Needle-free vaccination that can stimulate the immune response of the human skin is now possible, revealed a research published in Experimental Dermatology.
Vaccination is an effective method of stimulating the human body's immune system to fight against various pathogens such as bacteria and viruses. There is a need for safe, easy-to-use and inexpensive tools for vaccine administration. The immune system of the skin is a promising target as the skin lies directly in front of us.
Researcher Annika Vogt said, "For 10 years, we have been working together on how to use the skin immune system to develop a new, non-invasive vaccination method and in this study, we show how a painless method helps such vaccines cross the skin. The method wakes up skin immune cells so that they are ready to catch the vaccine and generate an immune response."
To make this discovery, the researchers treated natural skin samples with a novel method called cyanoacrylate skin surface stripping (CSSS). They then applied 200 nm particles to the skin surface and used microscopy to compare the penetration of the particles. The particle size reflects the size of viruses and engineered particulate vaccines. They found that the CSSS method enhanced the penetration of the particles to the deeper skin layers, especially to the hair follicles, and activated skin dendritic cells which are key players in the orchestration of the skin immune system.

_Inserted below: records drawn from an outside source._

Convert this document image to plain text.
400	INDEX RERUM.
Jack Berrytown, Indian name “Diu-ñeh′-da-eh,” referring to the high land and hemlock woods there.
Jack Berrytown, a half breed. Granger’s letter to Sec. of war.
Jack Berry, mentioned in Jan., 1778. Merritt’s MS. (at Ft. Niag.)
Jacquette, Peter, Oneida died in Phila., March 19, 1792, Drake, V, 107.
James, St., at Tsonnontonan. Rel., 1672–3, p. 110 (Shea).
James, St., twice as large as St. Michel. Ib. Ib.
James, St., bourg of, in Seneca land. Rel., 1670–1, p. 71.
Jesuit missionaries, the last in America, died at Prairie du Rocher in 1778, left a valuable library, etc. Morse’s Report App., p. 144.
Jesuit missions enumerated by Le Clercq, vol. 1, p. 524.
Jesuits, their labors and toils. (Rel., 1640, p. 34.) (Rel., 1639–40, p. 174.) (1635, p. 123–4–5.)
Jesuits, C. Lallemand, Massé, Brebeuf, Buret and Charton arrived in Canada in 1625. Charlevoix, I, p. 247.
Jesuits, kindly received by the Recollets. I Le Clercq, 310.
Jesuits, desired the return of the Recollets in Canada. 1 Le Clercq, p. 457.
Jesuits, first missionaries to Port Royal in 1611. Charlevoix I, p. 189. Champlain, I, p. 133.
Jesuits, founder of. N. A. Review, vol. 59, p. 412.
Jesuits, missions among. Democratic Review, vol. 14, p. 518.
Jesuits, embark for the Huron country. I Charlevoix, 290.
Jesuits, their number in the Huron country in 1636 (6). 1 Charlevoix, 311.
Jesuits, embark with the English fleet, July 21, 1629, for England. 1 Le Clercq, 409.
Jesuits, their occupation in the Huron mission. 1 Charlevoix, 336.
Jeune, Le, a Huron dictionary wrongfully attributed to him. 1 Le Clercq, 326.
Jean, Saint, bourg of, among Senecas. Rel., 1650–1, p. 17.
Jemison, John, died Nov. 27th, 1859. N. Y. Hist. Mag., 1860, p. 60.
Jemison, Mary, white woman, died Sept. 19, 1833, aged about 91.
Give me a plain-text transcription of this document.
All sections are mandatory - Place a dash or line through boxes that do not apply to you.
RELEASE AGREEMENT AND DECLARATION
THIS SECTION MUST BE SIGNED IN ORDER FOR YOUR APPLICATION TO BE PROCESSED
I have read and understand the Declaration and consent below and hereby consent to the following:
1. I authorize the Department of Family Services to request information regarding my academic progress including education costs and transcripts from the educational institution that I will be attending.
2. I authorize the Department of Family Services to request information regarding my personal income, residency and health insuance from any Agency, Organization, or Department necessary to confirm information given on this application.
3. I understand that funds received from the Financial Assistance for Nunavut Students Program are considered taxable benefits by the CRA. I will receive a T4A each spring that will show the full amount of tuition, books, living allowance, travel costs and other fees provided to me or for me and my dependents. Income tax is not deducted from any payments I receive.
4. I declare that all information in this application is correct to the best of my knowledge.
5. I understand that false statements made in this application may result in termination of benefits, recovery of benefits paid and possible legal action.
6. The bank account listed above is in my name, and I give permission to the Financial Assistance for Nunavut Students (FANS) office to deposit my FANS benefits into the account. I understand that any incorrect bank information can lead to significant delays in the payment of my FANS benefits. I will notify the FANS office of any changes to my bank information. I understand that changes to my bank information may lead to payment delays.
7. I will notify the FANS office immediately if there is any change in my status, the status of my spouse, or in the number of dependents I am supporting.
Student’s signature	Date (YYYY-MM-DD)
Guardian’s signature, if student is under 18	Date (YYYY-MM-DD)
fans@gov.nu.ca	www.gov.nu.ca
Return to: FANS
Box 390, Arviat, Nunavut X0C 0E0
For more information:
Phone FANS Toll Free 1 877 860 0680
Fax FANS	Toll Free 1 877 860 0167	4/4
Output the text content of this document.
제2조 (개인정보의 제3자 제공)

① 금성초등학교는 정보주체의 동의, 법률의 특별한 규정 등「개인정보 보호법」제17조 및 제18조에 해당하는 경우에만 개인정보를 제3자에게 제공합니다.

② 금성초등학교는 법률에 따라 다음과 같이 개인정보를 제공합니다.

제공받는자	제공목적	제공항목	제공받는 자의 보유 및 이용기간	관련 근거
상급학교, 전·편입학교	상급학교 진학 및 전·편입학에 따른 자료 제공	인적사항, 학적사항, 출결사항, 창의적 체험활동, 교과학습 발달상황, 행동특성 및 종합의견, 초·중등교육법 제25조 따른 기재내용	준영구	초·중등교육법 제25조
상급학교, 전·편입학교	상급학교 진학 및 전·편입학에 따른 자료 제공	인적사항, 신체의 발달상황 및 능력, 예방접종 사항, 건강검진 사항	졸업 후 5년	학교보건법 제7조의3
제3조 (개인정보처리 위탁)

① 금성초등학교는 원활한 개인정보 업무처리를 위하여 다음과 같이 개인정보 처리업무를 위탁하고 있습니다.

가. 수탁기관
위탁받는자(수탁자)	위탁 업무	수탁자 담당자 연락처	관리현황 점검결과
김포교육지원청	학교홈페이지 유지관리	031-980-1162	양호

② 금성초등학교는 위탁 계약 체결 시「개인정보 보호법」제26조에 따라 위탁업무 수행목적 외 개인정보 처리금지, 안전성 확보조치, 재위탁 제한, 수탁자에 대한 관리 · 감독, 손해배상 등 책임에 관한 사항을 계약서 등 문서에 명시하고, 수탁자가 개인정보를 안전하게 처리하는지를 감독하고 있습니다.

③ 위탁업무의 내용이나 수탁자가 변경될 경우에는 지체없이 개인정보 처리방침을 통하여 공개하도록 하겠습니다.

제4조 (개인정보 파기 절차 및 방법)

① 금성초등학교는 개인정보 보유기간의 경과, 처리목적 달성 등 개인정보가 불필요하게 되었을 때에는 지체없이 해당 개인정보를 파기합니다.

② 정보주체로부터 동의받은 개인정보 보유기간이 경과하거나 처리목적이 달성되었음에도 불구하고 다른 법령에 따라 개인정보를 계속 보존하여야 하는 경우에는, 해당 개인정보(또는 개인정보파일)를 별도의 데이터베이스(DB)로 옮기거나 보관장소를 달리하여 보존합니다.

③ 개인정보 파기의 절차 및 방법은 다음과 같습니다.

Results of this novel approach strongly suggest that the combination of an adequate skin treatment with a vaccine specifically designed to target skin immune cells could become a powerful tool for mass vaccination. The findings should be further investigated in clinical trials. Vogt concluded, "If we learn how to better reach and communicate with skin immune cells from the outside, we would be able to develop new tools for the treatment of allergies, inflammatory skin diseases or skin cancer."